2、如果失配(即S[i]! = P[j]),令i = i - (j - 1),j = 0。相当于每次匹配失败时,i 回溯,j 被置为0。

理清楚了暴力匹配算法的流程及内在的逻辑,咱们可以写出暴力匹配的代码,如下:

int ViolentMatch(char* s, char* p)
{
    int sLen = strlen(s);
    int pLen = strlen(p);
 
    int i = 0;
    int j = 0;
    while (i < sLen && j < pLen)
    {
        if (s[i] == p[j])
        {
            //①如果当前字符匹配成功(即S[i] == P[j]),则i++,j++    
            i++;
            j++;
        }
        else
        {
            //②如果失配(即S[i]! = P[j]),令i = i - (j - 1),j = 0    
            i = i - j + 1;
            j = 0;
        }
    }
    //匹配成功,返回模式串p在文本串s中的位置,否则返回-1
    if (j == pLen)
        return i - j;
    else
        return -1;
}

KMP 算法

Knuth-Morris-Pratt 字符串查找算法,简称为 “KMP算法”,常用于在一个文本串S内查找一个模式串P 的出现位置,这个算法由Donald Knuth、Vaughan Pratt、James H. Morris三人于1977年联合发表,故取这3人的姓氏命名此算法。

The algorithm of Knuth, Morris and Pratt [KMP 77] makes use of the information gained by previous symbol comparisons. It never re-compares a text symbol that has matched a pattern symbol. As a result, the complexity of the searching phase of the Knuth-Morris-Pratt algorithm is in O(n).
However, a preprocessing of the pattern is necessary in order to analyze its structure. The preprocessing phase has a complexity of O(m). Since mless or equaln, the overall complexity of the Knuth-Morris-Pratt algorithm is in O(n).

KMP 算法核心原理示意图

求解前缀表的核心思想

把前缀 P[0:j] 当成是 P 的模式串(P[0:i] ),P 本身当成是查找的文本。

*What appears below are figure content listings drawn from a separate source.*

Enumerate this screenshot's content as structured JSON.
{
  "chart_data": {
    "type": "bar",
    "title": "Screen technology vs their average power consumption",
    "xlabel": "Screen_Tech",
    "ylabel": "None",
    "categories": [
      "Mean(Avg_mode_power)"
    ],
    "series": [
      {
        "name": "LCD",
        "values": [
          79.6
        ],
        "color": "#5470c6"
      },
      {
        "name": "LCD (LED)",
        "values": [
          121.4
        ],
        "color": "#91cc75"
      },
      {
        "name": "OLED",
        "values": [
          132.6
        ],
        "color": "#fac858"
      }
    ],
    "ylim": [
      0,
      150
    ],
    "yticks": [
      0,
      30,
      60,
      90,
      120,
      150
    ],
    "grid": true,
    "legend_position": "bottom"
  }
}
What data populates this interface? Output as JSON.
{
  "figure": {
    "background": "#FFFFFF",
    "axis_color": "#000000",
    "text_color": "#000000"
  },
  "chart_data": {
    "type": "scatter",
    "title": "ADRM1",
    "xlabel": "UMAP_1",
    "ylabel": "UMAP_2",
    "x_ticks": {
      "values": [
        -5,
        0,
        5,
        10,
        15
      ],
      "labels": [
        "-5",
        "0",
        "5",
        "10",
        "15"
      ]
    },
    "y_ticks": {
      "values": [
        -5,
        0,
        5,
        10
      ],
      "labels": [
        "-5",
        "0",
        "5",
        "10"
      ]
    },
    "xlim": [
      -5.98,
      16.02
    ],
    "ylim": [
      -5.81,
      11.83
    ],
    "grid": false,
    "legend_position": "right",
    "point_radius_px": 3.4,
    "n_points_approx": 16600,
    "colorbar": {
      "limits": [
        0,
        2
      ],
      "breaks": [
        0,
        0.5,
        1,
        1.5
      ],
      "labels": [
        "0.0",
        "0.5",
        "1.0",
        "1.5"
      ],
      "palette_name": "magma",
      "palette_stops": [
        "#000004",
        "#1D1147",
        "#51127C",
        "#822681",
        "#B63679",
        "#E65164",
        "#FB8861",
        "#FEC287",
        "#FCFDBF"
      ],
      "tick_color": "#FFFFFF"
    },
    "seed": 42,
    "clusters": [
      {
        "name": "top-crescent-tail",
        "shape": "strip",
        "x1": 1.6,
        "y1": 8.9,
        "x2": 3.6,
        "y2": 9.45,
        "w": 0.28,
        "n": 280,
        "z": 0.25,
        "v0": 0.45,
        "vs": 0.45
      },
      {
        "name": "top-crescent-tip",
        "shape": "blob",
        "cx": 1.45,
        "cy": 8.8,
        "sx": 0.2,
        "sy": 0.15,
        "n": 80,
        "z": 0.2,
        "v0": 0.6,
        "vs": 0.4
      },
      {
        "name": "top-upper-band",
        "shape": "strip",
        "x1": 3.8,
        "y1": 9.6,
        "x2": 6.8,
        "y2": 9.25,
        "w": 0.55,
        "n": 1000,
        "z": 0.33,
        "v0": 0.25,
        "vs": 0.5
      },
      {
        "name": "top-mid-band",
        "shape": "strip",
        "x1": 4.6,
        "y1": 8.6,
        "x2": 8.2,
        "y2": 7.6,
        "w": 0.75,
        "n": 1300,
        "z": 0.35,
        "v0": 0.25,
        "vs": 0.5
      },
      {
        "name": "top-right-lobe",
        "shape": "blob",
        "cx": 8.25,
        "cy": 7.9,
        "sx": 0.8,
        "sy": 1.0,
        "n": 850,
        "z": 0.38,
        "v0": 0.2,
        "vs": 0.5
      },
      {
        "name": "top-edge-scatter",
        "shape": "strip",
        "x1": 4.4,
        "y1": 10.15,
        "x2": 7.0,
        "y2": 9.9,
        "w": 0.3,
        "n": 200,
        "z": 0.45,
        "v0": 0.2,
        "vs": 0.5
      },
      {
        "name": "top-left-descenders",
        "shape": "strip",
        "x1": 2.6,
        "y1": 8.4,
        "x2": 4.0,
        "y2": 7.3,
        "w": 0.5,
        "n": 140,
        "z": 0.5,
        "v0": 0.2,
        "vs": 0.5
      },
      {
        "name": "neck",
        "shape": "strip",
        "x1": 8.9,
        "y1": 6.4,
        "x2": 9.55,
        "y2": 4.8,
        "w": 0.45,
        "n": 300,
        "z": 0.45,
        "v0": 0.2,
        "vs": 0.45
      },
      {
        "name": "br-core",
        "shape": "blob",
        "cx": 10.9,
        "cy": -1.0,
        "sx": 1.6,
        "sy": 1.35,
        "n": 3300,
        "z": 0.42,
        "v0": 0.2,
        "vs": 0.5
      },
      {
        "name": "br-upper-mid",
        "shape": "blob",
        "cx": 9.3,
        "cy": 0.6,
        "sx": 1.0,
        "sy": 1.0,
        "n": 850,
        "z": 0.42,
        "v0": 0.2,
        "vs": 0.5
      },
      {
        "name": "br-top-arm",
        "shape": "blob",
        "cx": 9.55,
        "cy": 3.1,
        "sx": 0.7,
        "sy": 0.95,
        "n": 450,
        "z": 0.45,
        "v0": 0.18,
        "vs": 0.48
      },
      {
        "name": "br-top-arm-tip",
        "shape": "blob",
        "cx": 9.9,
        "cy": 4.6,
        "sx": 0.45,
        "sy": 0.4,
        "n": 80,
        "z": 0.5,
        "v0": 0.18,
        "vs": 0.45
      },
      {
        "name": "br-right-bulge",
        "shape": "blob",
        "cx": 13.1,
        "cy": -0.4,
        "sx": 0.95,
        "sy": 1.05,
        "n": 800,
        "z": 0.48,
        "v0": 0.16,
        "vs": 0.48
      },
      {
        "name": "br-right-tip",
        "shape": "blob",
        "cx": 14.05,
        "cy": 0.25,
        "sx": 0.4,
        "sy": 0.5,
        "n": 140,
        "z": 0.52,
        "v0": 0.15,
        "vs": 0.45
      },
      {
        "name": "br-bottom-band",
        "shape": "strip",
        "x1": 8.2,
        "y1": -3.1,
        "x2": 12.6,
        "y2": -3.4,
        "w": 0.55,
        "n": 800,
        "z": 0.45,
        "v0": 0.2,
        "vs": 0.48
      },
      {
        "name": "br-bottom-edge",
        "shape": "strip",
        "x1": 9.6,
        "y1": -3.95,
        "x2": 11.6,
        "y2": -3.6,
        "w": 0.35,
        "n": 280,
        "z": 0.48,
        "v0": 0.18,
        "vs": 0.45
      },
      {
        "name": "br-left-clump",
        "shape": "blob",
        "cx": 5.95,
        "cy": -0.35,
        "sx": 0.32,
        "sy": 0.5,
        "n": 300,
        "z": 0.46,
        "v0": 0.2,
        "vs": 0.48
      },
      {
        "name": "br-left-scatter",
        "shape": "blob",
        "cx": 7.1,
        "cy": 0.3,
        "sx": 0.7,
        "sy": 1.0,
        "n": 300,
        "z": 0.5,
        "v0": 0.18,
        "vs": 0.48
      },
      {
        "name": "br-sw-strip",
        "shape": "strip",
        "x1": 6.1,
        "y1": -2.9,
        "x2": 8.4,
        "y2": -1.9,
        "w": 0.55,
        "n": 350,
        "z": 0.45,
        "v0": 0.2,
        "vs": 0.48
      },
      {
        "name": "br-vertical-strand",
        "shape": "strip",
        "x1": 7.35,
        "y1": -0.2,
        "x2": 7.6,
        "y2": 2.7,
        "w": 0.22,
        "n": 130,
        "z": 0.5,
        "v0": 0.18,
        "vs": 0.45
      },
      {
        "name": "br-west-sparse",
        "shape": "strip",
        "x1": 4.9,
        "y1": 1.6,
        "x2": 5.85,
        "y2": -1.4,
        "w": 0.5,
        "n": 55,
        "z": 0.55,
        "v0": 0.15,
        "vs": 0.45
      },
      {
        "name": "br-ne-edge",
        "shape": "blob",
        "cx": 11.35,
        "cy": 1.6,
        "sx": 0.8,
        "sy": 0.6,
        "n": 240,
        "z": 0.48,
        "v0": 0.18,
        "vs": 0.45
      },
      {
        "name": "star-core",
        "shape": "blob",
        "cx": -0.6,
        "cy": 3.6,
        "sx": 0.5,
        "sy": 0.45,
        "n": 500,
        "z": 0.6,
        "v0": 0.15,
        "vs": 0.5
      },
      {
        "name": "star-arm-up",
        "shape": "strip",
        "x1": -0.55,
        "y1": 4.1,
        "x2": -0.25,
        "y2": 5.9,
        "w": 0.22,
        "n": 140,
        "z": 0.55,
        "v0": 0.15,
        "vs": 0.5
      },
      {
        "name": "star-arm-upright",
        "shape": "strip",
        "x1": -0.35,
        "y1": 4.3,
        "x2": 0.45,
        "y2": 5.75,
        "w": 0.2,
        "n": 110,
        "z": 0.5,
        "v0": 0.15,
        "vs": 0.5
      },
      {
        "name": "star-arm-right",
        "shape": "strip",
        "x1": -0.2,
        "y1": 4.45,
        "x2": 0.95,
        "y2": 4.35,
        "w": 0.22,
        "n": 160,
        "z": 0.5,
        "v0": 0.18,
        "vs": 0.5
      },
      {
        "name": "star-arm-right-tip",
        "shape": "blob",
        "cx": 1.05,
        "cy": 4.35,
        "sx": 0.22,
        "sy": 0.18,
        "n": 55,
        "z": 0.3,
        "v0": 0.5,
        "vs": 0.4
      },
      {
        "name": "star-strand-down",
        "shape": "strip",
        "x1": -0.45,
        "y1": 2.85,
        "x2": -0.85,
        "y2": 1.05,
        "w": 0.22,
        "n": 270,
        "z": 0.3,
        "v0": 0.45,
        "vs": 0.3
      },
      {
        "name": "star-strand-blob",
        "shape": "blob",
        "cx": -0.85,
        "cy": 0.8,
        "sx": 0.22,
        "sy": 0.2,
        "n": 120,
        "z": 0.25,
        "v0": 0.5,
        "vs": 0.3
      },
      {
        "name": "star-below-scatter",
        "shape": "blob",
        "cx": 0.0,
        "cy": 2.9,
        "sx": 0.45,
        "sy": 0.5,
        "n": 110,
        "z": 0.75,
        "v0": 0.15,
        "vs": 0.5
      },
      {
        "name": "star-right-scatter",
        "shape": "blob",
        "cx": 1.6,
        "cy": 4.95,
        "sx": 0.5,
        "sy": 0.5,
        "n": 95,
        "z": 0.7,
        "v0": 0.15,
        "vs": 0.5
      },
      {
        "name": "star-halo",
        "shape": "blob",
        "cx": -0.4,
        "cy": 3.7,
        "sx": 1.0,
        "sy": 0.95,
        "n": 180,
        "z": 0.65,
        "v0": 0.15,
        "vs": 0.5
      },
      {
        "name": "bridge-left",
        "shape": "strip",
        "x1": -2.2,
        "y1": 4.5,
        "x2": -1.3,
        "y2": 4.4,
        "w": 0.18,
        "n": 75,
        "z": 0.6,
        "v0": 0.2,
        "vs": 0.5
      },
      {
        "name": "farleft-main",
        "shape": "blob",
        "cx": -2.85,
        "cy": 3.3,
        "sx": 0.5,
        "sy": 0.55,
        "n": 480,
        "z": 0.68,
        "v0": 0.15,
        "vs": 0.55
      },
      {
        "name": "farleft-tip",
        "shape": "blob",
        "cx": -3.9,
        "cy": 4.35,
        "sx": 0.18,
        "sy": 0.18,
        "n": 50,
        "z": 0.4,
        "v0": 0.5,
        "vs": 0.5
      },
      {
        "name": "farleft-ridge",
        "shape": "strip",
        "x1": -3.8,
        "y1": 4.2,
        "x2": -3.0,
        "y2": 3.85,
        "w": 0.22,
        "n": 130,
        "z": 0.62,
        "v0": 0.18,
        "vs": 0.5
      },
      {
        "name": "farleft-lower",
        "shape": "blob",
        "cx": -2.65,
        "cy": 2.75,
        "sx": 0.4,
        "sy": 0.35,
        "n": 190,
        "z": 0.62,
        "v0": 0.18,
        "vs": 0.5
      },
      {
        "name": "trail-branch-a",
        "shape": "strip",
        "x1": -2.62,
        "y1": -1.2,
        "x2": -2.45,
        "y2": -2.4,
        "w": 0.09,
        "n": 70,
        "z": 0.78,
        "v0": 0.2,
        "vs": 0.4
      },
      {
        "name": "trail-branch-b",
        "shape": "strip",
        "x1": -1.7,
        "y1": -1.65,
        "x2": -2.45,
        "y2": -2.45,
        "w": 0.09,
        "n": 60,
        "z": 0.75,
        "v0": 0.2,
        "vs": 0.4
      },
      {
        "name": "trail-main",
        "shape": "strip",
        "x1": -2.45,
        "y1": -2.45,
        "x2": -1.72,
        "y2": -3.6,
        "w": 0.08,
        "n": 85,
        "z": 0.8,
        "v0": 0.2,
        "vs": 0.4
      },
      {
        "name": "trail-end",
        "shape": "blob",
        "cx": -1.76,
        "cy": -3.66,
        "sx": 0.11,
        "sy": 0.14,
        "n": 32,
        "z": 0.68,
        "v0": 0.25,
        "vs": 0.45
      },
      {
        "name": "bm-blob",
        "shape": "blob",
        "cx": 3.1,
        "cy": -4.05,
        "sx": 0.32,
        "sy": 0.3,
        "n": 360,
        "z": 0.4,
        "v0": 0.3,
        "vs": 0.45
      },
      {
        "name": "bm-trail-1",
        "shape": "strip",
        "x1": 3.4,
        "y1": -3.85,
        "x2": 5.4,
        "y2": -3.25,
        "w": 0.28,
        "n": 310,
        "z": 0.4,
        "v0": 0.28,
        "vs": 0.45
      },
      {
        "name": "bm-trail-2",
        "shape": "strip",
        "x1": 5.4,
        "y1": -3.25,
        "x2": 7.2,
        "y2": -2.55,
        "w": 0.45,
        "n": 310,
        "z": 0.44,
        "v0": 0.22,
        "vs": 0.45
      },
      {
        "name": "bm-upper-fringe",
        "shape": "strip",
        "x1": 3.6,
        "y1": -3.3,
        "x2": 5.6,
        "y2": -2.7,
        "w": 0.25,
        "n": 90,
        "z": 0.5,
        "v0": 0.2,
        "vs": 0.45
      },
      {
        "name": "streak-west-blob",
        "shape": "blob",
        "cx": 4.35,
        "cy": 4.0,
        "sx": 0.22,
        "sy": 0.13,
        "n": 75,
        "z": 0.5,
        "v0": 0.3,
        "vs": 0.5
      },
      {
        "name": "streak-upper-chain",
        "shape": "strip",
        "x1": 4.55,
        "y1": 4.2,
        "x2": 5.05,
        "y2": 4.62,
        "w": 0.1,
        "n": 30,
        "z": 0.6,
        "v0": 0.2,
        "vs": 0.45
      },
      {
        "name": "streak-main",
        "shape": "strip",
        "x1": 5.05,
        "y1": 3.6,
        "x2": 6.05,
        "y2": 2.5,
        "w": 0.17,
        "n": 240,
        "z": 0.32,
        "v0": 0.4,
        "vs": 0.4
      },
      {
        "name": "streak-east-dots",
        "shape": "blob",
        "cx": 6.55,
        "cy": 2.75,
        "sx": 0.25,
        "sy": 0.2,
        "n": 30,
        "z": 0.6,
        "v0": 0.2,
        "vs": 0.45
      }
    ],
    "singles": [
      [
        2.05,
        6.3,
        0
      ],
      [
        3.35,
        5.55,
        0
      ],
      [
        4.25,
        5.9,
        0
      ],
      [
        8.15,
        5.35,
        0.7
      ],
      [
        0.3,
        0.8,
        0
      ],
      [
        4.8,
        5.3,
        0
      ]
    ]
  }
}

【算法图文动画详解系列】KMP 字串匹配搜索算法_第1张图片
【算法图文动画详解系列】KMP 字串匹配搜索算法_第2张图片

next 前缀表数组,上图中是 lps 数组。

KMP源代码

极简版本的 KMP 算法源代码:

next数组首位用-1来填充,这样在处理长度的时候,思维上不会很绕。

/**
 * getNext (pattern) 函数: 计算字符串 pattern 的最大公共前后缀的长度 (max common prefix suffix length)
 */
fun getNext(P: String): IntArray {
    val M = P.length
    val next = IntArray(M + 1, { -1 })
    // i: current index of P
    var i = 0
    // j: current index of the longest prefix of P
    var j = -1
    next[0] = -1 // next[i] = j

    // compute next[i]
    while (i < M) {
        // 如果当前字符匹配失败(即P[i] != P[j]) && j != 0 ,则令 i 不变,j = next[j]。
        // 此举意味着失配时,"模式串"即前缀P[0:j], 不再从 0 位置开始比对,直接从 j = next [j] 位置开始比对。
        while (j >= 0 && P[i] != P[j]) {
            j = next[j]
        }
        i++
        j++
        next[i] = j
    }
    return next
}


/**
 * kmp substring search algorithm
 * @param S : the source text string
 * @param P : the search pattern string
 */
fun kmp(S: String, P: String): Int {
    val N = S.length
    val M = P.length

    if (P.isEmpty()) {
        return 0
    }

    // j: the current index of P
    var j = 0
    // i: the current index of T
    var i = 0
    // next array
    val next = getNext(P)

    while (i < N) {
        while (j >= 0 && S[i] != P[j]) {
            j = next[j]
        }
        i++
        j++
        // when j == M, then pattern is founded in text, return the index (i - j)
        if (j == M) {
            return i - j
        }
    }
    return -1
}

fun main() {
    var text = "addaabbcaabffffggghhddabcdaaabbbaab"
    var pattern = "aabbcaab"
    print("${getNext(pattern).joinToString { it.toString() }} \n")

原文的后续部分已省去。